Bolt embraced Gatlin before taking a lap of farewell of his own but a stunned stadium were struggling to believe what they had just seen.
Bolt's past successes, including three Olympics golds on the same London track in 2012, will ensure he has the world in his corner when he returns to the stadium for the 4x100m relay next Saturday and the gold-tinted farewell his career deserves.
Having opted not to defend the 200m title he has won at the last four World Championships, the defeat means he leaves the individual stage with three 100m World Championship titles and three 100m Olympic gold medals, as well the world record he blazed to in Germany almost a decade ago.
Alongside his 200m and 4x100m titles and records, the wait for global title number 20 will go on until next weekend when Bolt takes to the stage for his final farewell alongside his team-mates in the 4x100m relay.
Despite heading into Saturday's race as favourite, the signs had been evident that all was not well in the Bolt camp and not just after a disappointing season.
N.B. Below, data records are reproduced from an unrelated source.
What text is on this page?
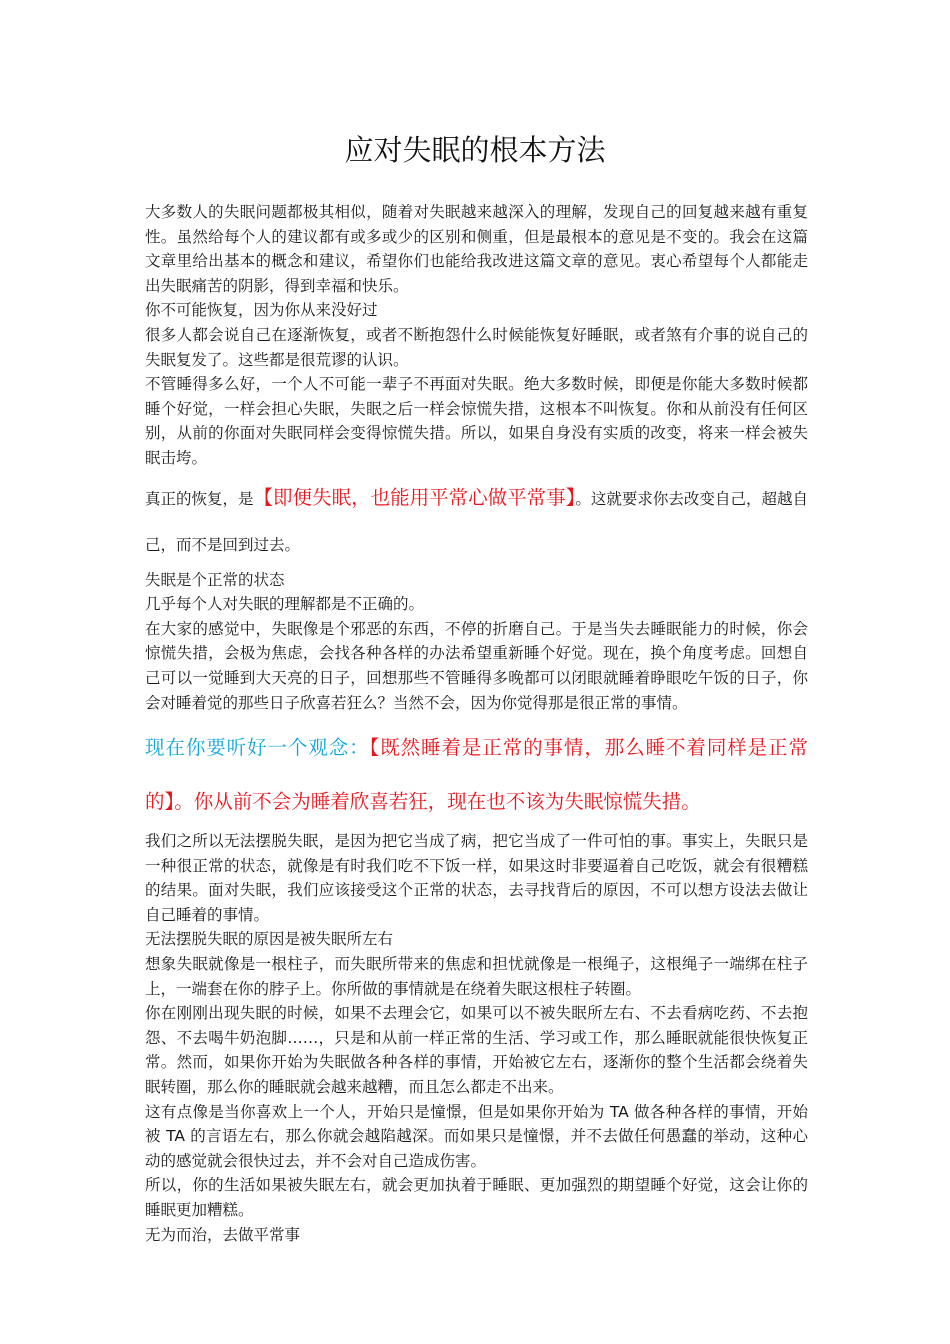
应对失眠的根本方法

大多数人的失眠问题都极其相似，随着对失眠越来越深入的理解，发现自己的回复越来越有重复性。虽然给每个人的建议都有或多或少的区别和侧重，但是最根本的意见是不变的。我会在这篇文章里给出基本的概念和建议，希望你们也能给我改进这篇文章的意见。衷心希望每个人都能走出失眠痛苦的阴影，得到幸福和快乐。

你不可能恢复，因为你从来没好过

很多人都会说自己在逐渐恢复，或者不断抱怨什么时候能恢复好睡眠，或者煞有介事的说自己的失眠复发了。这些都是很荒谬的认识。

不管睡得多么好，一个人不可能一辈子不再面对失眠。绝大多数时候，即便是你能大多数时候都睡个好觉，一样会担心失眠，失眠之后一样会惊慌失措，这根本不叫恢复。你和从前没有任何区别，从前的你面对失眠同样会变得惊慌失措。所以，如果自身没有实质的改变，将来一样会被失眠击垮。

真正的恢复，是【即便失眠，也能用平常心做平常事】。这就要求你去改变自己，超越自己，而不是回到过去。

失眠是个正常的状态

几乎每个人对失眠的理解都是不正确的。

在大家的感觉中，失眠像是个邪恶的东西，不停的折磨自己。于是当失去睡眠能力的时候，你会惊慌失措，会极为焦虑，会找各种各样的办法希望重新睡个好觉。现在，换个角度考虑。回想自己可以一觉睡到大天亮的日子，回想那些不管睡得多晚都可以闭眼就睡着睁眼吃午饭的日子，你会对睡着觉的那些日子欣喜若狂么？当然不会，因为你觉得那是很正常的事情。

现在你要听好一个观念：【既然睡着是正常的事情，那么睡不着同样是正常的】。你从前不会为睡着欣喜若狂，现在也不该为失眠惊慌失措。

我们之所以无法摆脱失眠，是因为把它当成了病，把它当成了一件可怕的事。事实上，失眠只是一种很正常的状态，就像是有时我们吃不下饭一样，如果这时非要逼着自己吃饭，就会有很糟糕的结果。面对失眠，我们应该接受这个正常的状态，去寻找背后的原因，不可以想方设法去做让自己睡着的事情。

无法摆脱失眠的原因是被失眠所左右

想象失眠就像是一根柱子，而失眠所带来的焦虑和担忧就像是一根绳子，这根绳子一端绑在柱子上，一端套在你的脖子上。你所做的事情就是在绕着失眠这根柱子转圈。

你在刚刚出现失眠的时候，如果不去理会它，如果可以不被失眠所左右、不去看病吃药、不去抱怨、不去喝牛奶泡脚……，只是和从前一样正常的生活、学习或工作，那么睡眠就能很快恢复正常。然而，如果你开始为失眠做各种各样的事情，开始被它左右，逐渐你的整个生活都会绕着失眠转圈，那么你的睡眠就会越来越糟，而且怎么都走不出来。

这有点像是当你喜欢上一个人，开始只是憧憬，但是如果你开始为 TA 做各种各样的事情，开始被 TA 的言语左右，那么你就会越陷越深。而如果只是憧憬，并不去做任何愚蠢的举动，这种心动的感觉就会很快过去，并不会对自己造成伤害。

所以，你的生活如果被失眠左右，就会更加执着于睡眠、更加强烈的期望睡个好觉，这会让你的睡眠更加糟糕。

无为而治，去做平常事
Friday's victory in his 100m heat had been greeted with a grimace and a complaint about his start as well as the blocks and he followed that up by trailing Coleman in second in their semi-final earlier in the evening - the first time he had suffered defeat in four years.
The wait for the next was not as long and when the final field returned shortly after 9.30pm for the final with dramatic individual entrances, it was Bolt who was cheered to the rafters and Gatlin who was booed.
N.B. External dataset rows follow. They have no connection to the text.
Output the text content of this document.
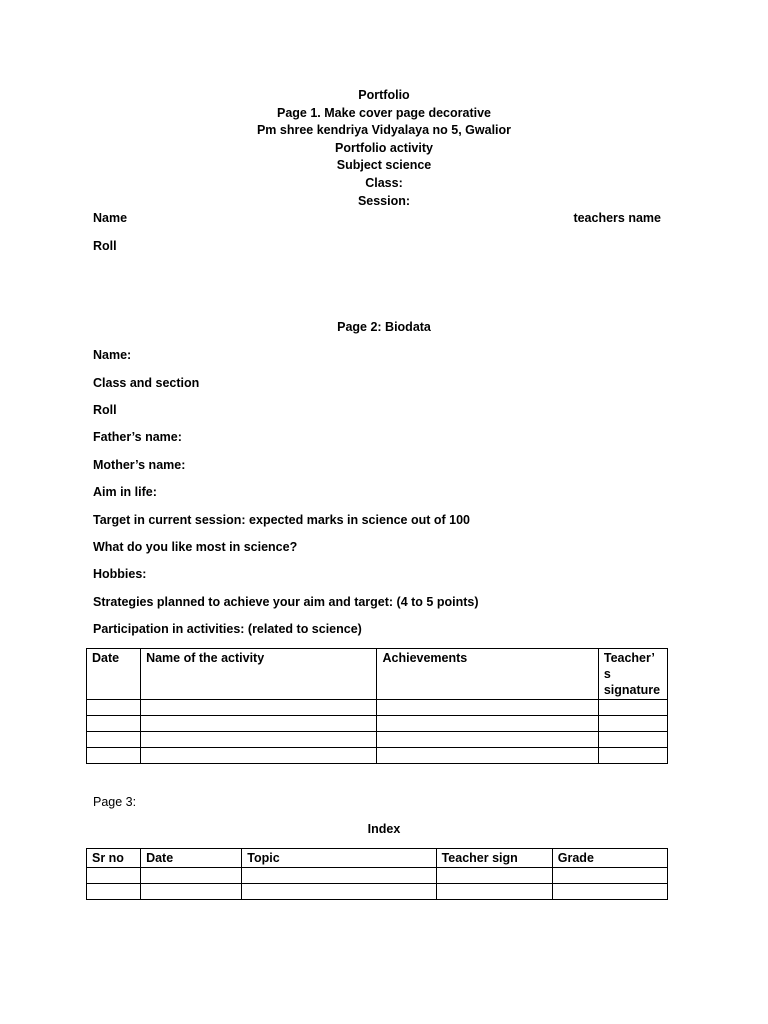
Portfolio
Page 1. Make cover page decorative
Pm shree kendriya Vidyalaya no 5, Gwalior
Portfolio activity
Subject science
Class:
Session:
Name	teachers name
Roll
Page 2: Biodata
Name:
Class and section
Roll
Father’s name:
Mother’s name:
Aim in life:
Target in current session: expected marks in science out of 100
What do you like most in science?
Hobbies:
Strategies planned to achieve your aim and target: (4 to 5 points)
Participation in activities: (related to science)
Date	Name of the activity	Achievements	Teacher’
s
signature

Page 3:
Index
Sr no	Date	Topic	Teacher sign	Grade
Less that 10 seconds later the same response greeted Gatlin's victory, although Bolt refused to be downbeat, celebrating with fans before treating the London crowd to his trademark lightning bolt celebration.
While the sprint legend put a brave face on, the disappointment from the crowd was obvious as their hero saw his hopes of a perfect finish ended by the one man in the field no one in attendance had expected to win.
Other gold medals won on the second night of the World Championships came for South Africa's Luvo Manyonga in the men's long jump with a leap of 8.48m, while Lithuania's Andrius Gudzius claimed gold in the men's discus and Ethiopia's Almaz Ayana won the women's 10,000m.
The news wasn't so great for Britain's Katarina Johnson Thompson in the women's heptathlon - she sits fourth in the standings after the opening day of competition.
A fine 200m brought the Brit back into contention after a nightmare in the high-jump that saw her foul out after three failed attempts at 1.86m
However she is 67 points off third place and almost 200 points behind the leader, Germany's Carolin Schafer, heading into Sunday's final three events.
Laura Muir and Laura Weightman fared better in the 1500m semi-finals, booking their place in Monday night's final but Bolt's defeat as much as Gatlin's victory ensured there was only one story making the headlines on Saturday night.